À l’aide de différents accompagnateurs locaux dans chaque région, Yumna part à la recherche des populations amazighes qui, selon elle, sont à l’origine de cette tradition. Elle fait connaissance alors avec des femmes fières de leurs tatouages qu’elles trouvent “beaux et mystiques.” Elles s’ouvrent à Yumna et lui dévoilent les points, les lignes et les formes sur leur peau représentant le soleil, la lune, les étoiles, les palmiers, ou encore des outils agricoles.

Brika, la femme tunisienne sur la photo ci-dessus, a expliqué à Yumna, comme le rapportent nos confrères du HuffPost américain: “J’ai la lune et les étoiles sur mes joues. Ce sont les plus belles choses que j’ai vues de ma vie. Je ne sais ni lire ni écrire, mais je connais ma Terre. C’est la lune et les étoiles qui m’aident à m’y repérer et c’est pour ça que je suis là.”

Yumna découvre petit à petit la signification de chaque tatouage. Ces formes, comme l’explique la photographe, peuvent exprimer l’attachement de celui qui les porte à la Terre, comme les tatouages de Brika, ou encore les protéger des djinns. Et si quelques tatouages sont aussi là simplement pour faire joli et “rendre les femmes plus belles pour leurs maris”, d’autres sont un véritable symbole de pouvoir. Ceux-là représentent souvent l’adoration de Fatima, fille du prophète Mohammed, la vénération de Tanit, déesse amazighe de la fertilité, et d’autres symboles de l’âge de la maturité et de la maternité.

YUMNA

“Il y avait une forte sensation de matriarcat dans les régions marocaines que j’ai visitées”, nous raconte Yumna. “Et la disparition des tatouages est liée à l’ascension du patriarcat”, souligne-t-elle.

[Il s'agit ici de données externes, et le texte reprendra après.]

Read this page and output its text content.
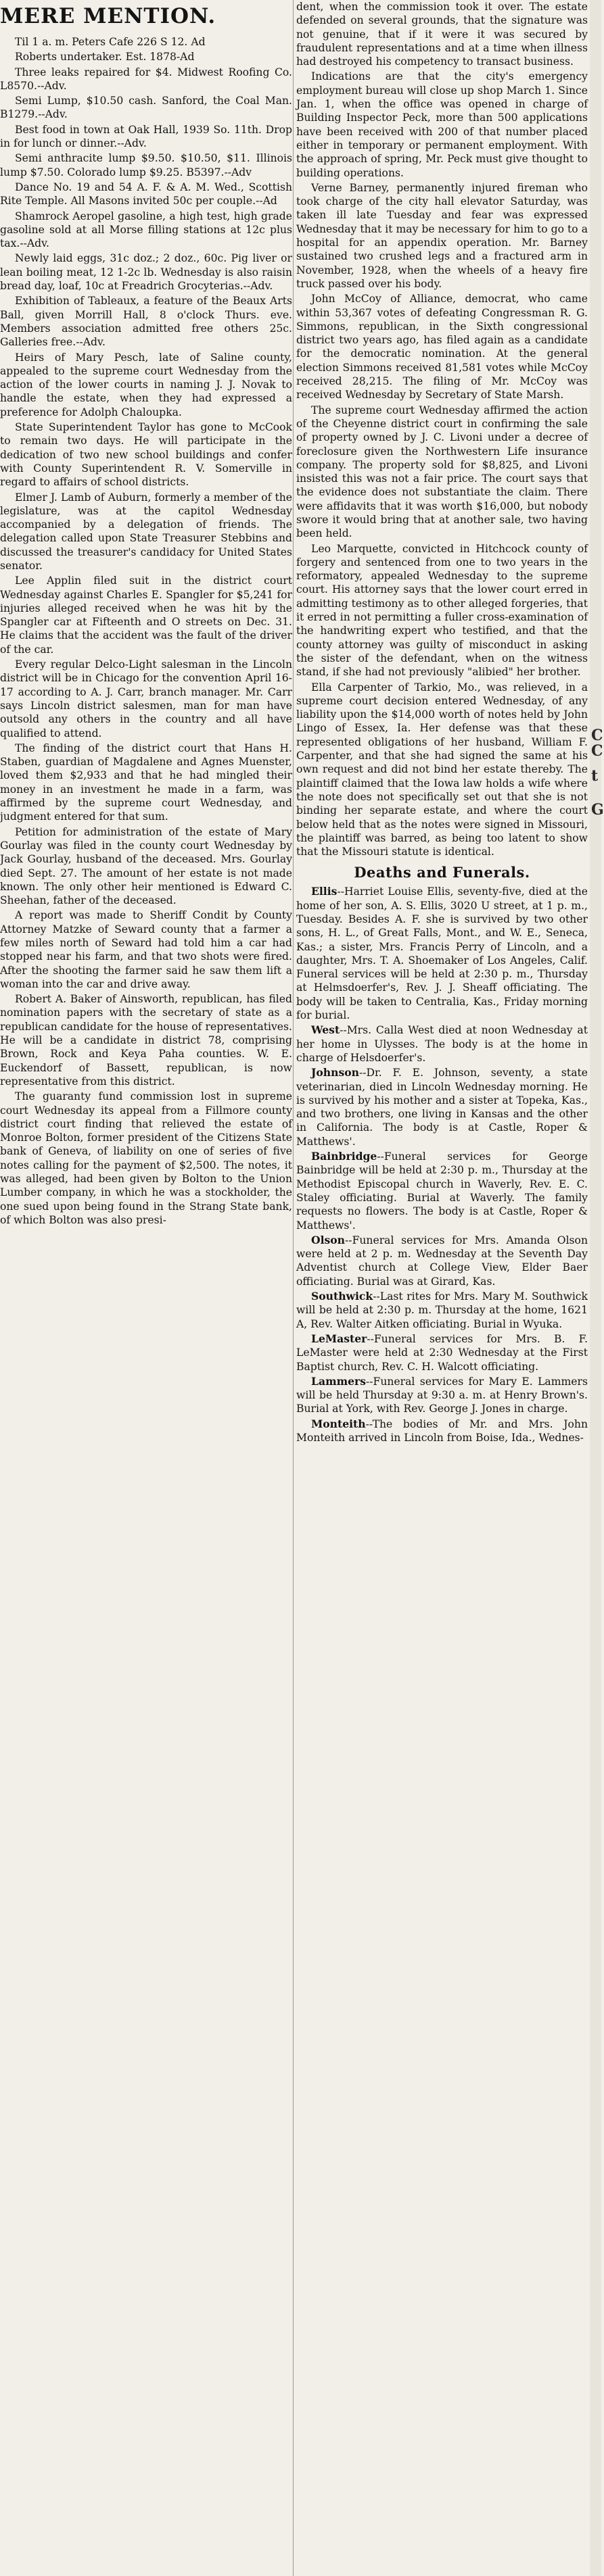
MERE MENTION.

Til 1 a. m. Peters Cafe 226 S 12. Ad

Roberts undertaker. Est. 1878-Ad

Three leaks repaired for $4. Midwest Roofing Co. L8570.--Adv.

Semi Lump, $10.50 cash. Sanford, the Coal Man. B1279.--Adv.

Best food in town at Oak Hall, 1939 So. 11th. Drop in for lunch or dinner.--Adv.

Semi anthracite lump $9.50. $10.50, $11. Illinois lump $7.50. Colorado lump $9.25. B5397.--Adv

Dance No. 19 and 54 A. F. & A. M. Wed., Scottish Rite Temple. All Masons invited 50c per couple.--Ad

Shamrock Aeropel gasoline, a high test, high grade gasoline sold at all Morse filling stations at 12c plus tax.--Adv.

Newly laid eggs, 31c doz.; 2 doz., 60c. Pig liver or lean boiling meat, 12 1-2c lb. Wednesday is also raisin bread day, loaf, 10c at Freadrich Grocyterias.--Adv.

Exhibition of Tableaux, a feature of the Beaux Arts Ball, given Morrill Hall, 8 o'clock Thurs. eve. Members association admitted free others 25c. Galleries free.--Adv.

Heirs of Mary Pesch, late of Saline county, appealed to the supreme court Wednesday from the action of the lower courts in naming J. J. Novak to handle the estate, when they had expressed a preference for Adolph Chaloupka.

State Superintendent Taylor has gone to McCook to remain two days. He will participate in the dedication of two new school buildings and confer with County Superintendent R. V. Somerville in regard to affairs of school districts.

Elmer J. Lamb of Auburn, formerly a member of the legislature, was at the capitol Wednesday accompanied by a delegation of friends. The delegation called upon State Treasurer Stebbins and discussed the treasurer's candidacy for United States senator.

Lee Applin filed suit in the district court Wednesday against Charles E. Spangler for $5,241 for injuries alleged received when he was hit by the Spangler car at Fifteenth and O streets on Dec. 31. He claims that the accident was the fault of the driver of the car.

Every regular Delco-Light salesman in the Lincoln district will be in Chicago for the convention April 16-17 according to A. J. Carr, branch manager. Mr. Carr says Lincoln district salesmen, man for man have outsold any others in the country and all have qualified to attend.

The finding of the district court that Hans H. Staben, guardian of Magdalene and Agnes Muenster, loved them $2,933 and that he had mingled their money in an investment he made in a farm, was affirmed by the supreme court Wednesday, and judgment entered for that sum.

Petition for administration of the estate of Mary Gourlay was filed in the county court Wednesday by Jack Gourlay, husband of the deceased. Mrs. Gourlay died Sept. 27. The amount of her estate is not made known. The only other heir mentioned is Edward C. Sheehan, father of the deceased.

A report was made to Sheriff Condit by County Attorney Matzke of Seward county that a farmer a few miles north of Seward had told him a car had stopped near his farm, and that two shots were fired. After the shooting the farmer said he saw them lift a woman into the car and drive away.

Robert A. Baker of Ainsworth, republican, has filed nomination papers with the secretary of state as a republican candidate for the house of representatives. He will be a candidate in district 78, comprising Brown, Rock and Keya Paha counties. W. E. Euckendorf of Bassett, republican, is now representative from this district.

The guaranty fund commission lost in supreme court Wednesday its appeal from a Fillmore county district court finding that relieved the estate of Monroe Bolton, former president of the Citizens State bank of Geneva, of liability on one of series of five notes calling for the payment of $2,500. The notes, it was alleged, had been given by Bolton to the Union Lumber company, in which he was a stockholder, the one sued upon being found in the Strang State bank, of which Bolton was also presi-

dent, when the commission took it over. The estate defended on several grounds, that the signature was not genuine, that if it were it was secured by fraudulent representations and at a time when illness had destroyed his competency to transact business.

Indications are that the city's emergency employment bureau will close up shop March 1. Since Jan. 1, when the office was opened in charge of Building Inspector Peck, more than 500 applications have been received with 200 of that number placed either in temporary or permanent employment. With the approach of spring, Mr. Peck must give thought to building operations.

Verne Barney, permanently injured fireman who took charge of the city hall elevator Saturday, was taken ill late Tuesday and fear was expressed Wednesday that it may be necessary for him to go to a hospital for an appendix operation. Mr. Barney sustained two crushed legs and a fractured arm in November, 1928, when the wheels of a heavy fire truck passed over his body.

John McCoy of Alliance, democrat, who came within 53,367 votes of defeating Congressman R. G. Simmons, republican, in the Sixth congressional district two years ago, has filed again as a candidate for the democratic nomination. At the general election Simmons received 81,581 votes while McCoy received 28,215. The filing of Mr. McCoy was received Wednesday by Secretary of State Marsh.

The supreme court Wednesday affirmed the action of the Cheyenne district court in confirming the sale of property owned by J. C. Livoni under a decree of foreclosure given the Northwestern Life insurance company. The property sold for $8,825, and Livoni insisted this was not a fair price. The court says that the evidence does not substantiate the claim. There were affidavits that it was worth $16,000, but nobody swore it would bring that at another sale, two having been held.

Leo Marquette, convicted in Hitchcock county of forgery and sentenced from one to two years in the reformatory, appealed Wednesday to the supreme court. His attorney says that the lower court erred in admitting testimony as to other alleged forgeries, that it erred in not permitting a fuller cross-examination of the handwriting expert who testified, and that the county attorney was guilty of misconduct in asking the sister of the defendant, when on the witness stand, if she had not previously "alibied" her brother.

Ella Carpenter of Tarkio, Mo., was relieved, in a supreme court decision entered Wednesday, of any liability upon the $14,000 worth of notes held by John Lingo of Essex, Ia. Her defense was that these represented obligations of her husband, William F. Carpenter, and that she had signed the same at his own request and did not bind her estate thereby. The plaintiff claimed that the Iowa law holds a wife where the note does not specifically set out that she is not binding her separate estate, and where the court below held that as the notes were signed in Missouri, the plaintiff was barred, as being too latent to show that the Missouri statute is identical.

Deaths and Funerals.

Ellis--Harriet Louise Ellis, seventy-five, died at the home of her son, A. S. Ellis, 3020 U street, at 1 p. m., Tuesday. Besides A. F. she is survived by two other sons, H. L., of Great Falls, Mont., and W. E., Seneca, Kas.; a sister, Mrs. Francis Perry of Lincoln, and a daughter, Mrs. T. A. Shoemaker of Los Angeles, Calif. Funeral services will be held at 2:30 p. m., Thursday at Helmsdoerfer's, Rev. J. J. Sheaff officiating. The body will be taken to Centralia, Kas., Friday morning for burial.

West--Mrs. Calla West died at noon Wednesday at her home in Ulysses. The body is at the home in charge of Helsdoerfer's.

Johnson--Dr. F. E. Johnson, seventy, a state veterinarian, died in Lincoln Wednesday morning. He is survived by his mother and a sister at Topeka, Kas., and two brothers, one living in Kansas and the other in California. The body is at Castle, Roper & Matthews'.

Bainbridge--Funeral services for George Bainbridge will be held at 2:30 p. m., Thursday at the Methodist Episcopal church in Waverly, Rev. E. C. Staley officiating. Burial at Waverly. The family requests no flowers. The body is at Castle, Roper & Matthews'.

Olson--Funeral services for Mrs. Amanda Olson were held at 2 p. m. Wednesday at the Seventh Day Adventist church at College View, Elder Baer officiating. Burial was at Girard, Kas.

Southwick--Last rites for Mrs. Mary M. Southwick will be held at 2:30 p. m. Thursday at the home, 1621 A, Rev. Walter Aitken officiating. Burial in Wyuka.

LeMaster--Funeral services for Mrs. B. F. LeMaster were held at 2:30 Wednesday at the First Baptist church, Rev. C. H. Walcott officiating.

Lammers--Funeral services for Mary E. Lammers will be held Thursday at 9:30 a. m. at Henry Brown's. Burial at York, with Rev. George J. Jones in charge.

Monteith--The bodies of Mr. and Mrs. John Monteith arrived in Lincoln from Boise, Ida., Wednes-

C
C
t
G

L’alphabétisation et le capitalisme sont également d’importants facteurs, d’après la photographe, ayant contribué à l’effacement progressif de cette tradition. “La plupart de ces femmes sont analphabètes et ne savaient pas que les tatouages étaient “haram” [interdits] en islam, explique Yumna. “Les populations qui sont arrivées ensuite depuis l’Arabie savaient lire le Coran et s’identifiaient dans la religion. Elles ne se sont donc jamais tatouées”, continue-t-elle.

YUMNA-ALARASHI

Si Yumna a pu avoir quelques éléments de réponses, son projet de recherche est loin d’être terminé. Elle travaille aujourd’hui sur un livre qui regroupera ce qu’elle peut apporter de plus sur le sujet, notamment les différences entre les femmes amazighes tatouées marocaines, tunisiennes, et algériennes.

    Ce projet de Yumna Al-Arashi, “Face” ou "Visage", a été financé par le Fonds arabe pour les arts et la culture ainsi que par la Fondation internationale de femmes œuvrant dans les médias.

    Les travaux de la jeune photographe traitent souvent de la femme, la sexualité et la politique. Son court métrage "Shedding skin" et sa série de photos montrant des femmes arabes se lavant dans un hammam l’ont fait connaître auprès des médias américains et anglais.